Broken bones are a big business: Every year, more than 6 million bones are broken in the United States, due to falls, car accidents, sports injuries, overuse, low bone density and other causes.
But nature is slow in repairing broken bones.The average recovery time for a young, healthy adult with a broken arm is six to eight weeks. An elderly person with a fractured hip can take six months to a year to recover.
Now a Purdue University-based startup wants to speed up the time of bone healing.
Novosteo Inc. has developed an injectable bone-healing drug it thinks can cut the healing time by 50 percent, while reducing side effects. The company says its drug has stimulated bone growth and quickly repaired fractures in animal studies. The company hopes to begin human clinical trials within a year.
“A lot of people would rather have a cast on their legs for six weeks than 12 weeks,” Philip Low, a Purdue chemistry professor and chief scientific officer of Novosteo, said Monday. “Same for people with jaw fractures, who would normally have to be wired shut for four to six months; we want to cut that time in half.”
Philip Low is working with his son, Stewart Low, a visiting scholar at Purdue who earned his doctorate in bio-engineering from the University of Utah in 2015.
While at Utah, Stewart Low developed a theory that certain molecules known for binding strongly to bone could be used to repair fractures. He worked on methods for getting those drugs to work on bone fractures.
“We had taken several drugs and engineered them to make them very specific to bone fractures,” Stewart Low said.
Those drugs include several already on the market for other bone diseases, such as Eli Lilly’s Forteo and Radius Healths’ Tymlos, both for osteoporosis. He has identified more than 50 drugs that can be modified to treat bone fractures.
The young company has linked those drugs to a homing molecule that is able to carry them selectively to the fracture surface.
“By concentrating them on the fracture surface, we concentrate all the natural healing power on these bone-growth stimulating agents to facilitate repair of the fracture,” Philip Low said.
The drug goes directly to the fracture and attaches itself to the bone without the need for invasive surgery.
Moving a discovery from the lab to the marketplace is nothing new for Philip Low. Over the years, he has produced research on cancer, bone formation, connective tissue, malaria and other health areas that has generated five startups.
The first, Endocyte Inc., which sought to develop smart drugs for cancer, was bought last year by Swiss pharmaceutical giant Novartis AG for $2.1 billion, although Endocyte’s primary asset was a compound it had recently bought from a German chemical company, not a discovery of Low’s.

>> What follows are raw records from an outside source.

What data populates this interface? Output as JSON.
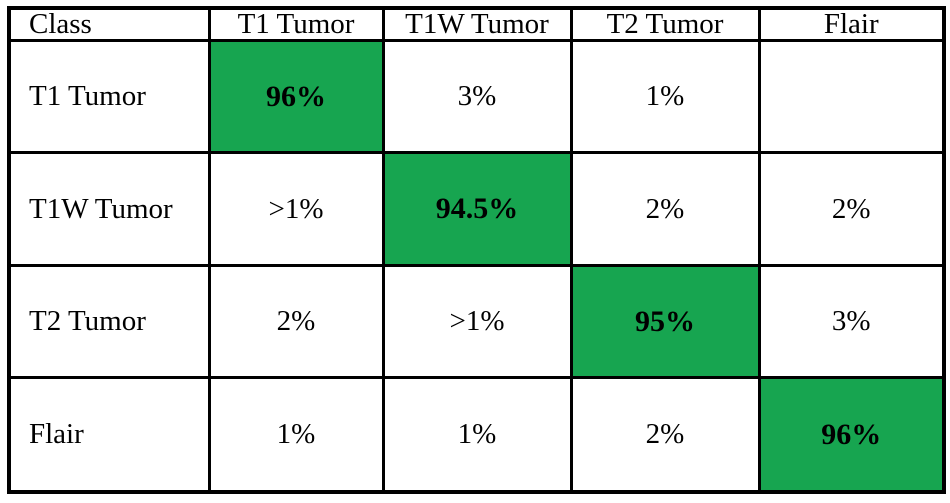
{
  "table": {
    "header": [
      "Class",
      "T1 Tumor",
      "T1W Tumor",
      "T2 Tumor",
      "Flair"
    ],
    "rows": [
      {
        "label": "T1 Tumor",
        "values": [
          "96%",
          "3%",
          "1%",
          ""
        ],
        "highlight_index": 0
      },
      {
        "label": "T1W Tumor",
        "values": [
          ">1%",
          "94.5%",
          "2%",
          "2%"
        ],
        "highlight_index": 1
      },
      {
        "label": "T2 Tumor",
        "values": [
          "2%",
          ">1%",
          "95%",
          "3%"
        ],
        "highlight_index": 2
      },
      {
        "label": "Flair",
        "values": [
          "1%",
          "1%",
          "2%",
          "96%"
        ],
        "highlight_index": 3
      }
    ],
    "colors": {
      "highlight_green": "#17a550",
      "border": "#000000",
      "background": "#ffffff",
      "text": "#000000"
    }
  },
  "chart_data": {
    "type": "table",
    "title": "",
    "columns": [
      "Class",
      "T1 Tumor",
      "T1W Tumor",
      "T2 Tumor",
      "Flair"
    ],
    "rows": [
      [
        "T1 Tumor",
        "96%",
        "3%",
        "1%",
        ""
      ],
      [
        "T1W Tumor",
        ">1%",
        "94.5%",
        "2%",
        "2%"
      ],
      [
        "T2 Tumor",
        "2%",
        ">1%",
        "95%",
        "3%"
      ],
      [
        "Flair",
        "1%",
        "1%",
        "2%",
        "96%"
      ]
    ],
    "diagonal_values_percent": [
      96,
      94.5,
      95,
      96
    ],
    "highlighted_cells": "diagonal",
    "highlight_color": "#17a550",
    "notes": "Confusion-matrix style classification accuracy table; diagonal cells highlighted green and bold"
  }
}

Through other companies, Low also is developing an infrared dye to help surgeons spot tumors in patients (On Target Laboratories) and therapies to treat the thickening and scarring of connective tissue (HuLow). Another start-up, yet to be named, is developing treatments for malaria.
“My dad obviously has phenomenal amounts of experience starting biotech companies and getting drugs into trials,” said Stewart Low, president of Novosteo. “He’s more or less taught me how to think about science my entire life. And now we get to join our minds and come up with some really fun ideas.”
The company is looking at using the drug for dental implants, head and facial fractures, hip and knee replacements and complicated or complex fractures.
Last month, the Orthopaedic Research Society awarded Novosteo a first-place award for its work in bone repair.
Novosteo received a $1.7 million grant from the National Institutes of Health last year, which will be used to prepare the drug for early-stage clinical trials.
The company, based in Purdue’s Discovery Park District in West Lafayette, also won money from the Foundry Investment Fund and Elevate Purdue Foundry Fund. The technology is licensed through the Purdue Research Foundation Office of Technology Commercialization.